Palmer Penguins

python
visualizations
Author

Jun Ryu

Published

January 23, 2022

In this blog post, we will explain how to construct an interesting data visualization of the Palmer Penguins data set.

First, we read the data…


import pandas as pd
url = "https://raw.githubusercontent.com/PhilChodrow/PIC16B/master/datasets/palmer_penguins.csv"
penguins = pd.read_csv(url)

Let’s see what this data holds!


using .head() will display the first 5 rows of the data frame.

penguins.head()
studyName Sample Number Species Region Island Stage Individual ID Clutch Completion Date Egg Culmen Length (mm) Culmen Depth (mm) Flipper Length (mm) Body Mass (g) Sex Delta 15 N (o/oo) Delta 13 C (o/oo) Comments
0 PAL0708 1 Adelie Penguin (Pygoscelis adeliae) Anvers Torgersen Adult, 1 Egg Stage N1A1 Yes 11/11/07 39.1 18.7 181.0 3750.0 MALE NaN NaN Not enough blood for isotopes.
1 PAL0708 2 Adelie Penguin (Pygoscelis adeliae) Anvers Torgersen Adult, 1 Egg Stage N1A2 Yes 11/11/07 39.5 17.4 186.0 3800.0 FEMALE 8.94956 -24.69454 NaN
2 PAL0708 3 Adelie Penguin (Pygoscelis adeliae) Anvers Torgersen Adult, 1 Egg Stage N2A1 Yes 11/16/07 40.3 18.0 195.0 3250.0 FEMALE 8.36821 -25.33302 NaN
3 PAL0708 4 Adelie Penguin (Pygoscelis adeliae) Anvers Torgersen Adult, 1 Egg Stage N2A2 Yes 11/16/07 NaN NaN NaN NaN NaN NaN NaN Adult not sampled.
4 PAL0708 5 Adelie Penguin (Pygoscelis adeliae) Anvers Torgersen Adult, 1 Egg Stage N3A1 Yes 11/16/07 36.7 19.3 193.0 3450.0 FEMALE 8.76651 -25.32426 NaN

Now, suppose we wanted to create a plot that shows the distribution of the body mass based on the penguin’s species.

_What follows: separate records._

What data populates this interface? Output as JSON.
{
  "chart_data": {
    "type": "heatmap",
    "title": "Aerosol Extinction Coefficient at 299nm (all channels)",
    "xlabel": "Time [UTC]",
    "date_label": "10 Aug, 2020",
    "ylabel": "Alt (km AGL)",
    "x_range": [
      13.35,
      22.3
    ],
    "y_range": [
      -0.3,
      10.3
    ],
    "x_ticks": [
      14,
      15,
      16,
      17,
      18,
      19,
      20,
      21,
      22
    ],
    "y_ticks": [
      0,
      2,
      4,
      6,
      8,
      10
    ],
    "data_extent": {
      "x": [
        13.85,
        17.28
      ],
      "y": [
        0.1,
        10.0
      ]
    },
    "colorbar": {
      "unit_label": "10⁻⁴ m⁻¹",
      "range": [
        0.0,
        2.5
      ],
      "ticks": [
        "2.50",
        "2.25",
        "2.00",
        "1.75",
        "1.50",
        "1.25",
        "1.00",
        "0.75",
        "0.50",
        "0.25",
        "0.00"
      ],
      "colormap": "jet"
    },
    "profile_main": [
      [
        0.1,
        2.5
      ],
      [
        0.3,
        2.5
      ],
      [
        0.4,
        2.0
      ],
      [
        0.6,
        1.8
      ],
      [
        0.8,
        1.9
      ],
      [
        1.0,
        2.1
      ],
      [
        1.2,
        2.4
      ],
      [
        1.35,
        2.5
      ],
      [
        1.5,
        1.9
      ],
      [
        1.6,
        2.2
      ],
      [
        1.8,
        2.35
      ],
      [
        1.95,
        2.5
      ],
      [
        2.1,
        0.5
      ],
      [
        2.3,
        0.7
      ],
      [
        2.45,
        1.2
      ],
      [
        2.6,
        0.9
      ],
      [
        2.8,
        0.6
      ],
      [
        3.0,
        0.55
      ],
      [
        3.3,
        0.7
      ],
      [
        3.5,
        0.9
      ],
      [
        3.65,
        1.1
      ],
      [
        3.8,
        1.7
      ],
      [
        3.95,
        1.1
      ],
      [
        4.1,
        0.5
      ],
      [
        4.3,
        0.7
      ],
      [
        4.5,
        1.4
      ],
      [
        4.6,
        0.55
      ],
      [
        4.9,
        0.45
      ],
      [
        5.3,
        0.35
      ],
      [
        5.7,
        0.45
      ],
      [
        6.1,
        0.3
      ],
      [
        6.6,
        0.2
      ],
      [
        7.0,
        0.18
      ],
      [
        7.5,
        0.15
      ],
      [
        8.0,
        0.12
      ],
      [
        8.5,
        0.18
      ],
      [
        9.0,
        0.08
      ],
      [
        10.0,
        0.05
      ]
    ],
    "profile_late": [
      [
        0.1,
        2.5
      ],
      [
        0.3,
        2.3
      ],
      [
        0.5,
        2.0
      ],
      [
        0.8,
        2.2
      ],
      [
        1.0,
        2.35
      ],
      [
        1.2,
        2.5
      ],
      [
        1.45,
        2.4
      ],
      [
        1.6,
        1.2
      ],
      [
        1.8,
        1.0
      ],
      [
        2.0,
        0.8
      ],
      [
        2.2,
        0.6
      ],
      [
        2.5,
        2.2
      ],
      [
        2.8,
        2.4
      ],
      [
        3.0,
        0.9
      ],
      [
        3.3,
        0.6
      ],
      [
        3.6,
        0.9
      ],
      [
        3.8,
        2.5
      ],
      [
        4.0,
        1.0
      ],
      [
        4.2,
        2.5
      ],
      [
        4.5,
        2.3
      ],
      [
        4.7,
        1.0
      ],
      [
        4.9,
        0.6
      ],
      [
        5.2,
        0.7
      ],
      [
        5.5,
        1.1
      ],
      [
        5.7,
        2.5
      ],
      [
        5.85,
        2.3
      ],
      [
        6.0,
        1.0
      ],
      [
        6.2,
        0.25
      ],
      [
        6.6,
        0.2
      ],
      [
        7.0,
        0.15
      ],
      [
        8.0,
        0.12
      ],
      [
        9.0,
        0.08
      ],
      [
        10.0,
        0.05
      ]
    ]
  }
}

We will import the correct packages for plotting…


matplotlib is a plotting library and seaborn is a data visualization library based on matplotlib. the following code is how we import these packages:

from matplotlib import pyplot as plt 
import seaborn as sns

We first create our empty plot using pyplot…


we use plt.subplots() as described here: https://matplotlib.org/stable/api/_as_gen/matplotlib.pyplot.subplots.html

the method returns two variables “figures” and “axes”, which we store under fig and ax, respectively. our first argument for plt.subplots() is 1 because we want to create 1 subplot. we also specify the size of our figure using the figsize argument: the first number represents how wide and the second number represents how tall the plot will be.

fig, ax = plt.subplots(1, figsize = (8,5))

Then, we use sns.boxplot() to plot “body mass” split along different species…


here, we call our penguins data using data = penguins and we set our x-axis data to draw from the “Body Mass (g)” column and y-axis to draw from the “Species” column. we will also set width = 0.5, which controls the size of the boxes. lastly, we will store this result under fig, which we created earlier with matplotlib.

for further documentation: https://seaborn.pydata.org/generated/seaborn.boxplot.html

fig = sns.boxplot(data = penguins, x="Body Mass (g)", y="Species", width=0.5)

For funsies, we will also produce the strip plot…


the intention of adding a strip plot is to see the spread of the individual data points, thus we utilize sns.stripplot(). we use color = "black" to make the dots black and we set size = 3 to reduce the size of the dots.

for further documentation: https://seaborn.pydata.org/generated/seaborn.stripplot.html

fig = sns.stripplot(data = penguins, x="Body Mass (g)", y="Species", color = "black", size = 3)

Combine the two plots with a title and a figure caption…


now, for our final step, we combine the previous three code chunks, but we add an extra line using ax.set_title() to create a title for our plot. remember that ax was formed when we originally created our plot using matplotlib and represents our “axes”.

fig, ax = plt.subplots(1, figsize = (8,5))
ax.set_title("Body Mass vs. Species")
fig = sns.boxplot(data = penguins, x="Body Mass (g)", y="Species", width=0.5)
fig = sns.stripplot(data = penguins, x="Body Mass (g)", y="Species", color = "black", size = 3)

Figure 1: Body Mass (g) vs. Penguin Species

There’s our visualization!